Causes of back pain

A smaller group of pain problems are caused by tumours, infections, or as a result of an accident.

However, most pain is caused by the ageing (degeneration) of different parts of the spine.

Pain is classified into somatic - when different tissues of the back are painful: muscles, vertebrae, joints, intervertebral discs; and neurogenic - when the pain is caused by pressure or damage of the nerves. Often, it is the combination of both.

From a time-wise point of view, the first tissue affected during life are the intervertebral discs, whose ageing or protrusion triggers degenerative changes. A protrusion/swelling of a disc can compress the nerves and cause radicular pain. When a disc looses its thickness, a reduction in the nerve openings can occur and the compression of nerve roots can be even greater.

The degeneration of a disc is accompanied by changes in the bone marrow of the neighbouring discs, which is also considered as a possible source of pain.
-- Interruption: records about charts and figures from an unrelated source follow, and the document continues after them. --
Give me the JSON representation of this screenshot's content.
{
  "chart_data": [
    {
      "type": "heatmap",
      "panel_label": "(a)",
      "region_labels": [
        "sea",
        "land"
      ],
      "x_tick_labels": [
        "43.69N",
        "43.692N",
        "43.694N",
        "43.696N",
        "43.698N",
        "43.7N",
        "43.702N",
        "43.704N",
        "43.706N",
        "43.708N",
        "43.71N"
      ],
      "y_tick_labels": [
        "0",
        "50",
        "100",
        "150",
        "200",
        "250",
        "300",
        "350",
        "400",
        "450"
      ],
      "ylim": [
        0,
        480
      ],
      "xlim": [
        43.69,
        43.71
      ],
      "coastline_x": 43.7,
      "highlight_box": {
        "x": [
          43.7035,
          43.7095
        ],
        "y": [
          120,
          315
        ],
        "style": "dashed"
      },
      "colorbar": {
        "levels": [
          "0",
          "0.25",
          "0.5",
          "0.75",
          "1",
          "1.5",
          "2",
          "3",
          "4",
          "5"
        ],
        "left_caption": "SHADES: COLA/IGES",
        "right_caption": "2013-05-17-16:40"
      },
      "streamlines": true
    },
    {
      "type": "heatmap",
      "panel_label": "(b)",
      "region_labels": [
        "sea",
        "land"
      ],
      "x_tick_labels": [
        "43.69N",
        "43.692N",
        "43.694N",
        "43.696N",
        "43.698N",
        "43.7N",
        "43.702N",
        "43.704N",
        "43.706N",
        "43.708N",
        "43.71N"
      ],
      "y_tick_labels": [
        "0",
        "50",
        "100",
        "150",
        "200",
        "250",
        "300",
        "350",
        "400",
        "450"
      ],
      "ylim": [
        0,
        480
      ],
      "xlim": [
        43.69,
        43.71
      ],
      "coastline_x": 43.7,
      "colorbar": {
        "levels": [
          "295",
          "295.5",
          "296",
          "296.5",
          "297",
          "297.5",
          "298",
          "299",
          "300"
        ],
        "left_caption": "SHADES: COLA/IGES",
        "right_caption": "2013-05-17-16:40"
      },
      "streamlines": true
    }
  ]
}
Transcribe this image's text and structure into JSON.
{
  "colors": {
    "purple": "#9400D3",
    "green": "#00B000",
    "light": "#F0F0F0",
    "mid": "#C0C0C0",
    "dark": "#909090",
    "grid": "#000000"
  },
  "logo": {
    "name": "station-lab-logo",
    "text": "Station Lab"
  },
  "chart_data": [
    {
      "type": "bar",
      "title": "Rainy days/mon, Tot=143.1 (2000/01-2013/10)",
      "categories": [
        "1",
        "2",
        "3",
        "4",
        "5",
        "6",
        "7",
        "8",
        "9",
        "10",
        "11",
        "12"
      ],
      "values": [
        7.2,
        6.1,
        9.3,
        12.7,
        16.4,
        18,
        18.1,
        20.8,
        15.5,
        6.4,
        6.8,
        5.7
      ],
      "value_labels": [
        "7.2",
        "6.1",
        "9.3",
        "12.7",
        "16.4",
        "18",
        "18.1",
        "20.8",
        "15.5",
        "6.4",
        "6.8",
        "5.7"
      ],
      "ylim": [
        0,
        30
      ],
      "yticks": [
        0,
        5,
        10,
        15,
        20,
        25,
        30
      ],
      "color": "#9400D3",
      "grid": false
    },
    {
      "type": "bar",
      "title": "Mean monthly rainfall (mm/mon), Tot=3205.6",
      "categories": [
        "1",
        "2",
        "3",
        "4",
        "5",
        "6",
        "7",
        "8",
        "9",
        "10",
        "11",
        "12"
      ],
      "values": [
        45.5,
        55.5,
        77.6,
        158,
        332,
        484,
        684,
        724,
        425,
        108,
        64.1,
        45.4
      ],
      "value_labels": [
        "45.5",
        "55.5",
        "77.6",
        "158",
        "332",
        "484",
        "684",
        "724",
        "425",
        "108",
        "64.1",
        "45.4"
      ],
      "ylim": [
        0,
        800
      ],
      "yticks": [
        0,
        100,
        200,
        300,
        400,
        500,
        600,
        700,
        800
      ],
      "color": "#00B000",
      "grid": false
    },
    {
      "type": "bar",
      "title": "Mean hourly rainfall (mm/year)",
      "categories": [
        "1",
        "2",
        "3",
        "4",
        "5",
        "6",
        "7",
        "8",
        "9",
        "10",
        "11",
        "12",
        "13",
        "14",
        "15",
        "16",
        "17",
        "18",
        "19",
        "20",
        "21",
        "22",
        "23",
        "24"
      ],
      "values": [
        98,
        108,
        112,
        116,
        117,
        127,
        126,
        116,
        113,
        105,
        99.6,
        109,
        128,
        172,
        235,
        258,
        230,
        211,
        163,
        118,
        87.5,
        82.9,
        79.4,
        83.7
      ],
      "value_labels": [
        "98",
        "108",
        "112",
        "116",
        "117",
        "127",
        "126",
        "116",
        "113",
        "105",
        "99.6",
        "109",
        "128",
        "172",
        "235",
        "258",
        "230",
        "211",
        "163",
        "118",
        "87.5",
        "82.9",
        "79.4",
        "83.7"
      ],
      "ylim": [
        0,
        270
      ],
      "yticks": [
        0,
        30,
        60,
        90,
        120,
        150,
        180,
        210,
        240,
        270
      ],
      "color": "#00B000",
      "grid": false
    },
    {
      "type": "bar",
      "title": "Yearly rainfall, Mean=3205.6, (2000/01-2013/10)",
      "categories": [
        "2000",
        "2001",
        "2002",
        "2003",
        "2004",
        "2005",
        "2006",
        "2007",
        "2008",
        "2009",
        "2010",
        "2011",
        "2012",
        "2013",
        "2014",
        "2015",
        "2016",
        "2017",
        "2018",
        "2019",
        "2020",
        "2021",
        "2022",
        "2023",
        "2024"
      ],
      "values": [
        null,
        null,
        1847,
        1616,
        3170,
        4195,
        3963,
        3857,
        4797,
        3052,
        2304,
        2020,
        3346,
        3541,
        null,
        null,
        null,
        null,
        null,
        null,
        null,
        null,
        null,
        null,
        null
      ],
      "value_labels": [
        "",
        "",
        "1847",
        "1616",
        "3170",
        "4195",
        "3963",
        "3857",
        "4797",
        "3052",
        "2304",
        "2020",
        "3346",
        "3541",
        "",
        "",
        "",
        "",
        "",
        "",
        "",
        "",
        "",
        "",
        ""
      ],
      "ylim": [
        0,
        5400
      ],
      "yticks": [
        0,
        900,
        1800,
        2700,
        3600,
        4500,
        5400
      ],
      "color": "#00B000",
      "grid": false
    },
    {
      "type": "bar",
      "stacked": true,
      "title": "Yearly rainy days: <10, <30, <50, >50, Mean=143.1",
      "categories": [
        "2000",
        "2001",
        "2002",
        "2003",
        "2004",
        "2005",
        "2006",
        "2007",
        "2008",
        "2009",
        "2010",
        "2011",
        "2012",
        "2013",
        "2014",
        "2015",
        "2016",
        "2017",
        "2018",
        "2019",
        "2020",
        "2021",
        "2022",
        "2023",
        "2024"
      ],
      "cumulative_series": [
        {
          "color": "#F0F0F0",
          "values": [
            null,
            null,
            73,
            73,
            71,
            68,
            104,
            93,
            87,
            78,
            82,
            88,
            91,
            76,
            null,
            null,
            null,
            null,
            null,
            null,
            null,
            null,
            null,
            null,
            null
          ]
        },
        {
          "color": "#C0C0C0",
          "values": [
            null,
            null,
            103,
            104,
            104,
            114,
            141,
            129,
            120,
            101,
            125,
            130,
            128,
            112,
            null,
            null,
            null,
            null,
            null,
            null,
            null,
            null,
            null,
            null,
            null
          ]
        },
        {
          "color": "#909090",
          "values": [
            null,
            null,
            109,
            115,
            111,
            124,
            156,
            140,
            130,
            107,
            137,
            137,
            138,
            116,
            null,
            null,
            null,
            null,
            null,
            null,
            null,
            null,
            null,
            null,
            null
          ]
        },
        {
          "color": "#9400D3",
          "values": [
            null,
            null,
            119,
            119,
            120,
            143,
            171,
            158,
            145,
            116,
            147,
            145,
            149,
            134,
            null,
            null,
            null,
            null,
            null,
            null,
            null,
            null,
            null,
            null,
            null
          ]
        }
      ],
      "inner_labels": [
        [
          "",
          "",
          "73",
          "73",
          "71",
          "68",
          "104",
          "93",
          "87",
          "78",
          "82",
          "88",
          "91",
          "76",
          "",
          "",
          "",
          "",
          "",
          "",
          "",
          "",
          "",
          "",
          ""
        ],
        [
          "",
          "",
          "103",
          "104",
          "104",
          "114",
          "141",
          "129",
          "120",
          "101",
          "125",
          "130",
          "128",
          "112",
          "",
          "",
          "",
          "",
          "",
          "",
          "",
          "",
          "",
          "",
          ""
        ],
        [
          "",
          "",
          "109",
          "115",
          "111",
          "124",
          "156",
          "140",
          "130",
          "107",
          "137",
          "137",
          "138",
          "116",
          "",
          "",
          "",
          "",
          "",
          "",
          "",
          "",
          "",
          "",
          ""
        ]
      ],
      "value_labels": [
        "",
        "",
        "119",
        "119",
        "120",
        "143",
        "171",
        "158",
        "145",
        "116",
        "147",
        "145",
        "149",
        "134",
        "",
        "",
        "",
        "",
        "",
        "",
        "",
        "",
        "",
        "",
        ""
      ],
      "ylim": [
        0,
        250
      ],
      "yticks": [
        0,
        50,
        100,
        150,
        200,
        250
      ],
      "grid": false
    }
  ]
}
The segment of the neighbouring vertebrae and disc can often become unstable, the vertebrae perform unnatural movements in relation to each other, and a new type of pain appears.

If the frontal weight-bearing system of the spine, composed of the discs and the bodies of vertebrae is disrupted, in a matter of time, the weight load is transferred to the dorsal system - the facet joints, which are subjected to arthritis and could be another source of pain.

Painful muscle spasms accompany most of the back pain problems.

Back pain can be present even if there is not proven source of it.

This happens in central pain (with a defect in the processing of pain in the brain), during stress and psychological problems or in some cases of infections.